Друзья подхватили походные мешки и через приоткрытые ворота прошли во внутренний двор, где всегда наготове стоял летучий корабль…
Закат сменил голубой цвет на ярко-розовый, из-за леса стал выползать рогатый месяц, словно улыбаясь на прощание солнечному диску. Легкий ветерок помогал огромным пропеллерам, что несли посудину по направлению к Фрилфасту. Воздушное судно бороздило небо уже вторые сутки. Путешественники по несколько раз пересказали все городские слухи, по три раза посмеялись над анекдотами Прохора, который тот услышал от музыкантов. Теперь мастер и его коронованный друг внимали писарю, который не на шутку разошелся после кружки хмельного, рассказывая друзьям свои истории. Что сочинял в библиотеке, когда не был занят с первой фрейлиной королевы, темноволосой красавицей Изабеллой.

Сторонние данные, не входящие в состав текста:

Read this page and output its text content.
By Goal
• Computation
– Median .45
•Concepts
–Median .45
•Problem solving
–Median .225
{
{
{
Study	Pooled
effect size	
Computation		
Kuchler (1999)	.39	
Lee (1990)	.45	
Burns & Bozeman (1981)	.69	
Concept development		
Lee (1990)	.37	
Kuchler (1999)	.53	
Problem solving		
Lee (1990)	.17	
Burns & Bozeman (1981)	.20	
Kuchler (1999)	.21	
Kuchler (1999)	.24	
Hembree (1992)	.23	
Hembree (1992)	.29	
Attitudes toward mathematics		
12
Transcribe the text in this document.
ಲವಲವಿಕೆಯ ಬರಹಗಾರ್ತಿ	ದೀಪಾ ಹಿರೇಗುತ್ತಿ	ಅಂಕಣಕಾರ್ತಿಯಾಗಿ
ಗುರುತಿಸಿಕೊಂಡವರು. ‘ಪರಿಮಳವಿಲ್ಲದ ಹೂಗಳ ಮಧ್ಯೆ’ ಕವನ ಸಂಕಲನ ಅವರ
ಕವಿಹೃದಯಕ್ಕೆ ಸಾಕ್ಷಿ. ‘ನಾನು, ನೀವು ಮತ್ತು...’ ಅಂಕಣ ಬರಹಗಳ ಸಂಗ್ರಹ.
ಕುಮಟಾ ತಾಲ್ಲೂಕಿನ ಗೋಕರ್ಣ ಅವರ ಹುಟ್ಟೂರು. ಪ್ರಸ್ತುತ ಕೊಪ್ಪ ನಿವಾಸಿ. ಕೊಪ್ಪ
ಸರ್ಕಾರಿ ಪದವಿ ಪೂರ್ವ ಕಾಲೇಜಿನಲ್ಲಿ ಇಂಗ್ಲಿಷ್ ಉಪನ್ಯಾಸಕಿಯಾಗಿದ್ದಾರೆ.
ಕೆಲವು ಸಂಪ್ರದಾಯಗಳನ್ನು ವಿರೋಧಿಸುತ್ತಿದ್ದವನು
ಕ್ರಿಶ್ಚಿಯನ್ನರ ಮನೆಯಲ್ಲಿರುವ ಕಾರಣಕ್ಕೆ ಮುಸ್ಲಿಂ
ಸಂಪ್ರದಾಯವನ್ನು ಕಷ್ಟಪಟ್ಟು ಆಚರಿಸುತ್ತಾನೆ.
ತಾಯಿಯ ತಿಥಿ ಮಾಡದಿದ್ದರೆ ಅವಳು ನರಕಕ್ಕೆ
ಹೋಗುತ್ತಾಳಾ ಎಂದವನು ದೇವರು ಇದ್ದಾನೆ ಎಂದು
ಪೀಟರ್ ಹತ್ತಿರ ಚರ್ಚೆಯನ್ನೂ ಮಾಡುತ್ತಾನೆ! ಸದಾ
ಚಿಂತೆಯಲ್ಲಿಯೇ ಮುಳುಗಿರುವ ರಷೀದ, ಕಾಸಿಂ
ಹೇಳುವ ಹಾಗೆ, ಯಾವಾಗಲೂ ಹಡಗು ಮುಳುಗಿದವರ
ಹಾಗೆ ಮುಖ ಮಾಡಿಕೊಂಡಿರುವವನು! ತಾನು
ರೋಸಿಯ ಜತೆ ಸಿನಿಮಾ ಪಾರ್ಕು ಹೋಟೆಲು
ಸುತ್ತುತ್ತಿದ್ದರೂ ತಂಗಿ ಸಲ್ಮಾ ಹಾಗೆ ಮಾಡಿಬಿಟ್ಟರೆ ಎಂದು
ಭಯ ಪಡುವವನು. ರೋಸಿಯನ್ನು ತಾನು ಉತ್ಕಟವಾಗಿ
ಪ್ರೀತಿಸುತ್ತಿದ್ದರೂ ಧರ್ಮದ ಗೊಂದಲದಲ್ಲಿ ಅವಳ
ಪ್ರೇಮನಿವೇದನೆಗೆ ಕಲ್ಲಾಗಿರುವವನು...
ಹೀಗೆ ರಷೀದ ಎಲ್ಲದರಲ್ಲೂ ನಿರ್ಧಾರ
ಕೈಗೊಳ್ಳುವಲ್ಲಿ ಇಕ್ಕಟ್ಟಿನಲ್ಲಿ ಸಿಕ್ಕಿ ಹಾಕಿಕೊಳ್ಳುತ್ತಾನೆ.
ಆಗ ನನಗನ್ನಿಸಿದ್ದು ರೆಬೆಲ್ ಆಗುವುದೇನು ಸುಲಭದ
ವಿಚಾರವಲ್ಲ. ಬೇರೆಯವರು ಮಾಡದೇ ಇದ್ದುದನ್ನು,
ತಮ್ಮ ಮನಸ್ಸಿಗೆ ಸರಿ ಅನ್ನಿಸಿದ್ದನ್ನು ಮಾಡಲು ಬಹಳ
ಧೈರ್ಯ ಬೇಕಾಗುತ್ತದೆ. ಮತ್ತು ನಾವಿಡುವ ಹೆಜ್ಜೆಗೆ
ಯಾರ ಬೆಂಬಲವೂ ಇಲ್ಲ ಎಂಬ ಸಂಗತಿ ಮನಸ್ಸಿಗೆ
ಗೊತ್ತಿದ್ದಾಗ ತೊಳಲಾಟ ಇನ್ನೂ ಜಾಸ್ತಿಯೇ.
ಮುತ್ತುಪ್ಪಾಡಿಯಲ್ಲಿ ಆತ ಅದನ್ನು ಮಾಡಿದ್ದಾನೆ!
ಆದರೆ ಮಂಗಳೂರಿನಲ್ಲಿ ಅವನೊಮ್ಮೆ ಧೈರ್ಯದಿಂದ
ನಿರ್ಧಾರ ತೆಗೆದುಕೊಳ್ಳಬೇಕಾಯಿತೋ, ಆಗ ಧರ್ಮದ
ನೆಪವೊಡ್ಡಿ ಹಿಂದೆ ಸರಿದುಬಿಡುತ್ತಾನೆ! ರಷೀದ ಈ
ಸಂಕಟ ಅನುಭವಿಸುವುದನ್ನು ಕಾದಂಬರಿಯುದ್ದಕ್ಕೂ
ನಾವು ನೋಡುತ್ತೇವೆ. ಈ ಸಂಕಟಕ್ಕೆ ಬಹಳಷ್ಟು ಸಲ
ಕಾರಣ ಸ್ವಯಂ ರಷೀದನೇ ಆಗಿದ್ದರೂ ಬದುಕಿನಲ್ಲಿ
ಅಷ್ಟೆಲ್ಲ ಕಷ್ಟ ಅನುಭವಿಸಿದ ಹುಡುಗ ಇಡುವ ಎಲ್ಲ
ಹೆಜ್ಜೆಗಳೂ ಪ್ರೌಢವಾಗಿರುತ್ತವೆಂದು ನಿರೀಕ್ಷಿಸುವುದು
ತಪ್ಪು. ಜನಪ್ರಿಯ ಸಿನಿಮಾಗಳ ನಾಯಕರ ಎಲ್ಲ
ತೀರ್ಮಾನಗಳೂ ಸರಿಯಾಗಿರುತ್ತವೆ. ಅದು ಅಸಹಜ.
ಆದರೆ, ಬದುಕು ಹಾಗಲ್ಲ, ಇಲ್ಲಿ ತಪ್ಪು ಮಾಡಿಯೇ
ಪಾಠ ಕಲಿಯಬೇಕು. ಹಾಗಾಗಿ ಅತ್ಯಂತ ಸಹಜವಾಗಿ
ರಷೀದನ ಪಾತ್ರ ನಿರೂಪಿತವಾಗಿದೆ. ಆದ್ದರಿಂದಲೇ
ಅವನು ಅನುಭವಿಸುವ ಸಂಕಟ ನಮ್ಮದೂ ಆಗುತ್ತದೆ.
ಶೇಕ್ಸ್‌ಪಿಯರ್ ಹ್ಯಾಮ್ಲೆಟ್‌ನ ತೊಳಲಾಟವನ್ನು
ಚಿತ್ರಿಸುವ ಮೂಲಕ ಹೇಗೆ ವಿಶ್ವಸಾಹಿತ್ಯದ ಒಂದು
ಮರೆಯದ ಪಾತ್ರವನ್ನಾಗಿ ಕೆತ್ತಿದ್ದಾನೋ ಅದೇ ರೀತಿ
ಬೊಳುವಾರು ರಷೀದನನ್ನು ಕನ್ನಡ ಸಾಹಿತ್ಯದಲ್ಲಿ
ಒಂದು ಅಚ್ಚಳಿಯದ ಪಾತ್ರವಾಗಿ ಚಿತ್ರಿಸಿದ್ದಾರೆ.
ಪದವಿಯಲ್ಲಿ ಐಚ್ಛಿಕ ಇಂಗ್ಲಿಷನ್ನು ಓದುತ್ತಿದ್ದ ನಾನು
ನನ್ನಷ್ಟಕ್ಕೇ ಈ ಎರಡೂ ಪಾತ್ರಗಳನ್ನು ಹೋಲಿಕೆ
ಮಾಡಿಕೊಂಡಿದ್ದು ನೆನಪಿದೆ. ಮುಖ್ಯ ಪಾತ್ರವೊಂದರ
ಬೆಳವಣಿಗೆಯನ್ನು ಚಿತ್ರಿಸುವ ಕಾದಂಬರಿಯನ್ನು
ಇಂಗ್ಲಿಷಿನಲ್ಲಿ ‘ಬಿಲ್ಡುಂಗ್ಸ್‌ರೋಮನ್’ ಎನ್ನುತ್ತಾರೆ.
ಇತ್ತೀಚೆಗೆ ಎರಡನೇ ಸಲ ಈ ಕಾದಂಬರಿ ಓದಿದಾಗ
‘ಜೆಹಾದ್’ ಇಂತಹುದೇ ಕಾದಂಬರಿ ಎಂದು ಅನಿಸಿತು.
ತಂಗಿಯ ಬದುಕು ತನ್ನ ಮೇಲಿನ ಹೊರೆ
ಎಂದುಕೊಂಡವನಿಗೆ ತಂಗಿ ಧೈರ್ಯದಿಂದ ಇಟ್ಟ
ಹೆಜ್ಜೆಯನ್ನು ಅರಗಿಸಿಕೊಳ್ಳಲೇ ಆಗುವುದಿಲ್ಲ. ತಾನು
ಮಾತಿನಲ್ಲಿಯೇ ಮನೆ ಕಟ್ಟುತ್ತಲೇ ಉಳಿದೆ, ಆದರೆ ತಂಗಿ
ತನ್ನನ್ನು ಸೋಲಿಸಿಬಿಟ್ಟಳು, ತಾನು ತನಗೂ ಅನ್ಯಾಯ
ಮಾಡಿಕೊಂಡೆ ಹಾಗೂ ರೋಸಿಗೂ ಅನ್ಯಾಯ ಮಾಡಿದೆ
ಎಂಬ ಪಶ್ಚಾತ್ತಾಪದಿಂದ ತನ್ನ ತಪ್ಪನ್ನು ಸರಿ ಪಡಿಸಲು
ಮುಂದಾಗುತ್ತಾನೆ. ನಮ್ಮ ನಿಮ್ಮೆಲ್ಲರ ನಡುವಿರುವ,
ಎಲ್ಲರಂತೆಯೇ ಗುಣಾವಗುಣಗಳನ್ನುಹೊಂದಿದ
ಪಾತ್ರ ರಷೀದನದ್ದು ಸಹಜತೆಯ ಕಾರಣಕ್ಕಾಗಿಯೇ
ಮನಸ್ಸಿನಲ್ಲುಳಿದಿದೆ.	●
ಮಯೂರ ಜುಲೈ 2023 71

— Давным-давно, в далеком-далеком королевстве произошла эта история. Жили-были в темном-темном лесу брат с сестрой. Звали их Карл и Клара. Клара была блаженная, замуж ее никто не брал, а может, причина и не в этом, а в том, что жили они в самой чаще, а там женихов только волки да медведи. Возможно, по той же причине не имелось суженой и у Карла. Так или иначе, жили они вдвоем посреди леса. И вот однажды собрался Карл за дровами и говорит сестре, мол, никому не открывай, я скоро приду. И ушел. Ходил он бродил средь буреломов, собирал сушняк. Крутил вязанки, собирал ягоды грибы и не заметил, как ночь сменила вечер. Пора, думает, домой. Вышел на тропинку и наткнулся на бездыханное тело какого-то бедолаги. Посмотрел по сторонам — никого. Недолго думая, взял и стянул с мертвяка сапоги. Дохляку уже ни к чему, а ему пригодятся. К тому же новые почти, даже каблуки не стесанные. Новьё, считай. Так вот, стянул он обувку, а тело спихнул в заросли орешника. А куда его еще девать, на себе в город тащить? Мол, так и так, господин начальник городской стражи, в лесу нашел. Так тебя же и обвинят, разбираться не будут. Так спокойней. Скинул Карл свои стоптанные бахилы, переоделся в новые, закинул вязанку дров за спину и довольный побрел домой. Идет, никого не трогает, насвистывает себе под нос песенку, вслушиваясь в тишину ночного леса, пинает шишки да мухоморы, попадающиеся на пути. Иногда останавливался, чтоб отдохнуть и полюбоваться своей обновкой. Поставит ногу на каблук и диву дается, любуется, как девка новым платьем. А небо тем временем тучи стали затягивать. Прибавил дровосек шаг, пока луна вовсе не скрылась, и вскоре добрел до дома.
Рассказал он Кларе о своей находке.
«Посмотри, в каких я сапогах!».
А та схватилась за голову, зачем, говорит, снял с мертвяка, есть голова-то на плечах? Примета плохая, быть беде! А тот махнул рукой, поужинал, поставил сапоги возле камина да спать завалился. Храпел так, что птицы из леса в теплые края улетели. А вот его сестре не спалось. Ворочалась Клара, не шел к ней сон, и мигрень одолела. Все твердила девица сквозь зубы:
«Принесет беду твоя обновушка, братец».
Медленно текла ночь, и вдруг кто-то постучал в дверь, да так сильно, что петли завыли. И раздался с той стороны голос заунывный.
«Открывай дверь добром!».
И ветер вторил голосу эхом.
«Я пришел обратно получить то, что смел ты ночью утащить!».
И ветер не унимался, повторял за неизвестным.
Тут Клара стала метаться по дому, крича, что есть мочи.
«Изыди! Изыди, нечистый!».
Тут проснулся и Карл. Недолго думая, он схватил топор и выскочил за порог босиком и в одном исподнем. Дровосек носился вокруг дома, размахивая колуном, но так никого и не нашел. Основательно устав и запыхавшись, дровосек вернулся в дом и замер на пороге. Топор выпал из его руки, отрубив Карлу палец, но тот этого даже не заметил. Все его внимание было приковано к камину: там, обутая в те самые сапоги, что совсем недавно принадлежали неизвестному дохляку, лежала его сестра. Бездыханная и бледная, аки сама Смерть. Подбежал брат к сестре, упал возле ее тела на колени и горестно зарыдал, содрогаясь всем телом. Так и умер. Вот такие дела, — закончил свое повествование Фрэд.